Campaign to repeal Massachusetts gun law clears signature threshold for 2026 election

Massachusetts voters are in line to face a question during the 2026 election asking them to repeal a new gun law heralded by Beacon Hill Democrats after Second Amendment advocates reported collecting more than 90,000 signatures over the past month.

The milestone achieved by a coalition of gun groups sets up a contentious campaign where opponents of the law are likely to argue the measure is an overreach of governmental powers and an infringement on Constitutional rights while supporters will contend it saves lives and creates safer communities.

Toby Leary, owner of Cape Gun Works and head of The Civil Rights Coalition, said the campaign to repeal the law received “unwavering support from people of all walks of life.”

“In the birthplace of liberty, Massachusetts voters are still passionate about defending their civil and Constitutional rights. It also shows how the State House is not listening to the people they are supposed to represent,” Leary said in a statement shared with the Herald ahead of a noon press conference.

Opponents of the law have until Wednesday to submit signatures to local election officials to place a referendum on the ballot in 2026.

The 90,078 signatures Leary and other Second Amendment groups collected is well over the 37,287 threshold needed to advance the question, though they still need to be certified by Secretary of State William Galvin’s Office.

It also would have been enough to immediately suspend the law for the next two years if Gov. Maura Healey had not signed emergency language earlier this month that put the statute into effect immediately instead of later in October.

In a letter sent to Secretary of State William Galvin more than two months after she originally signed the measure into law, Healey said “strong gun laws save lives.”

“This law is the state’s most significant gun safety legislation in a decade. It will make Massachusetts safer as soon as it goes into effect, including by keeping assault-style weapons that are a danger to our communities off our streets, and by keeping guns out of government buildings and courts.”

At an event last week, Healey said she decided to approve the emergency language months after she approved the bill because “this is when we were able to process it and look through it, review the legislation.”

A spokesperson for Healey did not immediately respond to a Herald inquiry Tuesday morning.

The statute that mostly took effect last week is expansive and already faces multiple legal challenges at the federal level from a local affiliate of the National Rifle Association and the owner of a gun shop in Bellingham.

Its implementation also comes as Massachusetts continues to see fatal shootings, including one in Worcester last week in which I-90 was closed after an armed man killed a person at a home and then turned a gun on himself while on the highway.

A man was also killed and three others injured after a Monday night shooting in Roxbury, according to police.

It is incidents like those that make clear the need for additional reforms on top of an “already strong baseline of legislation to keep us safe from gun violence,” said Ruth Zakarin, the CEO of the Massachusetts Coalition to Prevent Gun Violence.

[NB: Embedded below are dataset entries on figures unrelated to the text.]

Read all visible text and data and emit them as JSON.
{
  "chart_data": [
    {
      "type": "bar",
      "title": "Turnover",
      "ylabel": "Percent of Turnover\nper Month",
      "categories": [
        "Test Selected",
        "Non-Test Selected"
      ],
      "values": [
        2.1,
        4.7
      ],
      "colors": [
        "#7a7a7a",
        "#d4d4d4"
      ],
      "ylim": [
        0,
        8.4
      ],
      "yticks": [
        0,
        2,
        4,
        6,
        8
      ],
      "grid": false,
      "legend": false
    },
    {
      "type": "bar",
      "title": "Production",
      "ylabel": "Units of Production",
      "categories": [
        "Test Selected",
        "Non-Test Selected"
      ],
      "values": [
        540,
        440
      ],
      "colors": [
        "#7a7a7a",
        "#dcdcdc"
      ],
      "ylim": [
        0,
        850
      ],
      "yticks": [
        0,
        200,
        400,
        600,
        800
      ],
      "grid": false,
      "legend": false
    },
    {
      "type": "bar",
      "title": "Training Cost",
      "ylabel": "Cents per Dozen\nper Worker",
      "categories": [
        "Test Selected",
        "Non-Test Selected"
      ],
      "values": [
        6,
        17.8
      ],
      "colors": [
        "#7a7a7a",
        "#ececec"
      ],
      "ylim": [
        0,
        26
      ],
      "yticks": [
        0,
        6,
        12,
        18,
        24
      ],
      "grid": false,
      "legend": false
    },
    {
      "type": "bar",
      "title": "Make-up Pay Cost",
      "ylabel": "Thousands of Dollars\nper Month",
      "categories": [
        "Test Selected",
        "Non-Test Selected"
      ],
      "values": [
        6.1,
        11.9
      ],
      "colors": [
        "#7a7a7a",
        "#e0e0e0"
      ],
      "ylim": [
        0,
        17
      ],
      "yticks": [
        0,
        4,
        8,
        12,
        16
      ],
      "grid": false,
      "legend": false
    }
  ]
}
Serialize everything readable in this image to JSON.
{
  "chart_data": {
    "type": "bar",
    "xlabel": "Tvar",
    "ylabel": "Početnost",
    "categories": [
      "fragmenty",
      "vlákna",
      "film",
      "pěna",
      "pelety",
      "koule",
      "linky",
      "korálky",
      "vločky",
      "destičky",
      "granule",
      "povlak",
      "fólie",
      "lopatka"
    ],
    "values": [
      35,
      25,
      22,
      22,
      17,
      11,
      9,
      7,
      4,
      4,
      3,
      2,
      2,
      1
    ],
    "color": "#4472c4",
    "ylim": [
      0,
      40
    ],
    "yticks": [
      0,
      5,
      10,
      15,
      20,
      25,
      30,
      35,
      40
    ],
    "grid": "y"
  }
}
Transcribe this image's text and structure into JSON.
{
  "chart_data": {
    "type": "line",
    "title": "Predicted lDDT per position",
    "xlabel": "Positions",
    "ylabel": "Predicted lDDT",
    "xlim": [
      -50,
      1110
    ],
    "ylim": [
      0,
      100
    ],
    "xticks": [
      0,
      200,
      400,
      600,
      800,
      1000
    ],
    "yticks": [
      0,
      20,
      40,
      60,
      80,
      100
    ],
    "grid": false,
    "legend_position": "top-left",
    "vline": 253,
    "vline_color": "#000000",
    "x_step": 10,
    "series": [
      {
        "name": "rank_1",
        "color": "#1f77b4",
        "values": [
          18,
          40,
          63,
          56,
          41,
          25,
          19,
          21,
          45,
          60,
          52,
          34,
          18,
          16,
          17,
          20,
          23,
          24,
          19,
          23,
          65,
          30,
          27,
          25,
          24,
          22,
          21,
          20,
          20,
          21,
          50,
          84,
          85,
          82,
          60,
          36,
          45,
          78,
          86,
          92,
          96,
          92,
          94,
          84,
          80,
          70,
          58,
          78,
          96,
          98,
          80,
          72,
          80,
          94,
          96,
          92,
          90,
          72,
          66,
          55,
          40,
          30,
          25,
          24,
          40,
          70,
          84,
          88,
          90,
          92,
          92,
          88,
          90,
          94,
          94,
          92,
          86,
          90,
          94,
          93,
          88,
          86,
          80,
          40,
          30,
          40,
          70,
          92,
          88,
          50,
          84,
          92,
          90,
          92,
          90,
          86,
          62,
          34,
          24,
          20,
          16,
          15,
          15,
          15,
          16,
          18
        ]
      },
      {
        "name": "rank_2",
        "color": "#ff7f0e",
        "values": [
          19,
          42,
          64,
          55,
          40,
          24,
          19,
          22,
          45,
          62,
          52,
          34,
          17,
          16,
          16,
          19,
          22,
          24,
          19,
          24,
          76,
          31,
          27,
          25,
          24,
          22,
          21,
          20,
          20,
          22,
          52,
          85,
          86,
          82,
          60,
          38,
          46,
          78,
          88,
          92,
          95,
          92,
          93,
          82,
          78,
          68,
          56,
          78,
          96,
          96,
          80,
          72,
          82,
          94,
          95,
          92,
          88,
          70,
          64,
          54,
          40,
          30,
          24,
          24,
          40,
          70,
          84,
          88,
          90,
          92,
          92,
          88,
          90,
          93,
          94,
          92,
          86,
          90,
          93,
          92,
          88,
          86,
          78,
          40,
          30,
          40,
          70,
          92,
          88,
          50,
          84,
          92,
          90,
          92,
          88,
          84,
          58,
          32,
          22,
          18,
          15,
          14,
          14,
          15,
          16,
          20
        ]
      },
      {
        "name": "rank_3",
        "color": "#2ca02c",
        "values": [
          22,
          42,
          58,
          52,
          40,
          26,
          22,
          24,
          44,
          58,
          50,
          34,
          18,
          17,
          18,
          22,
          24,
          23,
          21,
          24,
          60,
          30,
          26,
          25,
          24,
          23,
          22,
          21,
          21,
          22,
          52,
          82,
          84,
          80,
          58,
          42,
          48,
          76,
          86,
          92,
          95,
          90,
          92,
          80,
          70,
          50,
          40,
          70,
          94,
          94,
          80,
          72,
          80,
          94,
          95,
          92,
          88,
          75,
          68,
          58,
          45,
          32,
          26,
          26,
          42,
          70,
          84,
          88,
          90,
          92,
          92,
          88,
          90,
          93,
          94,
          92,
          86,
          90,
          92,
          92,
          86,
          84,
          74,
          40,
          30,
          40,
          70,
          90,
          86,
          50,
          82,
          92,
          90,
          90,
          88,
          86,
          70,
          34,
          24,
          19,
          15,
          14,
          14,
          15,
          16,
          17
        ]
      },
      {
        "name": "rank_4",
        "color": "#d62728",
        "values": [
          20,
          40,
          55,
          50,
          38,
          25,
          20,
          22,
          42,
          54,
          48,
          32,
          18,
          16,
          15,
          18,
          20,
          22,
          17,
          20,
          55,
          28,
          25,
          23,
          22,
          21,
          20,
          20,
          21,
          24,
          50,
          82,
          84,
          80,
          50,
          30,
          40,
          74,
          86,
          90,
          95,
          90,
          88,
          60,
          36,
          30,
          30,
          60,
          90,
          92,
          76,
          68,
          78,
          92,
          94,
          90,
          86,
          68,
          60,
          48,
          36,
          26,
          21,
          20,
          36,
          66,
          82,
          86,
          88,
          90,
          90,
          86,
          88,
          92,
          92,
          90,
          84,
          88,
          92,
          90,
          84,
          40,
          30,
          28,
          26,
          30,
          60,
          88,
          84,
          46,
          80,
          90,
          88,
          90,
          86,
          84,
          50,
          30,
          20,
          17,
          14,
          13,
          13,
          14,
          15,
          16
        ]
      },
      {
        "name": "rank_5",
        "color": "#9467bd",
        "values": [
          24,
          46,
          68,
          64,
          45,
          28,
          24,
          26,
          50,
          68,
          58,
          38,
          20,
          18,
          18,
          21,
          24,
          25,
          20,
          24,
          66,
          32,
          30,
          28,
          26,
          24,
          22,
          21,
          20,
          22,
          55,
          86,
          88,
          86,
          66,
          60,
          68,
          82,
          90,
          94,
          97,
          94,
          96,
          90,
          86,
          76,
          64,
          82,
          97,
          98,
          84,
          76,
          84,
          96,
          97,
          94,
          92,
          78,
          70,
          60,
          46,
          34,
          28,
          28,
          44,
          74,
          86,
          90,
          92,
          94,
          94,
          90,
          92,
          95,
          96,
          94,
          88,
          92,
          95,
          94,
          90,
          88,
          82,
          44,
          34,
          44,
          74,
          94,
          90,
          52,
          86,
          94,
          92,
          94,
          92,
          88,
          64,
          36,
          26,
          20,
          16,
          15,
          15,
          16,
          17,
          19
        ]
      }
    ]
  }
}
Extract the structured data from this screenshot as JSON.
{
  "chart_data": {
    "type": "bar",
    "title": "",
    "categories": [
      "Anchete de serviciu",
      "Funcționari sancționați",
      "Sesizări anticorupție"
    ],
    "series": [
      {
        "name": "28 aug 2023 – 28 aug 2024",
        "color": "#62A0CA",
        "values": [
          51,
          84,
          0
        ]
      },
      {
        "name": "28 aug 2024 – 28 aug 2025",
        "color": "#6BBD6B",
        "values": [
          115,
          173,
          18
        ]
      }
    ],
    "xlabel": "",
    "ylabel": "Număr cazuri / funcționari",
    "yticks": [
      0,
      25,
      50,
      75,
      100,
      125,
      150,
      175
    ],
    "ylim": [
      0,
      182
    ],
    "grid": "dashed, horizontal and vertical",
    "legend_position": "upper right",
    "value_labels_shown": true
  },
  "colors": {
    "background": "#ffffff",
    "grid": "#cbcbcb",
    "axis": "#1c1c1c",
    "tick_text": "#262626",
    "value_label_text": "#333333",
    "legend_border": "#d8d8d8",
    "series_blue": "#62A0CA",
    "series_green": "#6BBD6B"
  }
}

The law bans people under 21 from owning semiautomatic rifles or shotguns, outlaws untraceable firearms known as “ghost guns,” expands who can petition the court for an extreme risk protection order, bars carrying weapons in certain places, and sets up a group to study funding for community violence intervention programs.

Lawmakers also worked in a range of new training and licensing requirements like the need for live fire training, though the Legislature took steps last month to delay some of their implementation dates after acknowledging drafting mistakes.

Zakarin said if the law is repealed, officials will have a harder time keeping “more people safe from gun violence.”

“It’s going to be a job to balance the Constitutional rights along with the right to safety. But we don’t feel that there’s anything in this that’s an overreach. We feel like this is a very reasonable and measured approach to really thinking about access to guns and the proliferation of guns in our communities,” Zakarin told the Herald Tuesday morning.

But gun groups have said the law makes it harder for gun shop owners to stay in business, potentially incriminates everyday citizens who own firearms, and makes the licensing process unduly complicated.

Leary said collecting enough signatures to advance a referendum on the statute is “just the beginning of a campaign that will empower Massachusetts voters to stand up for their rights.”

“We will not rest until the civil rights of the people are respected and this law is overturned,” he said in his statement.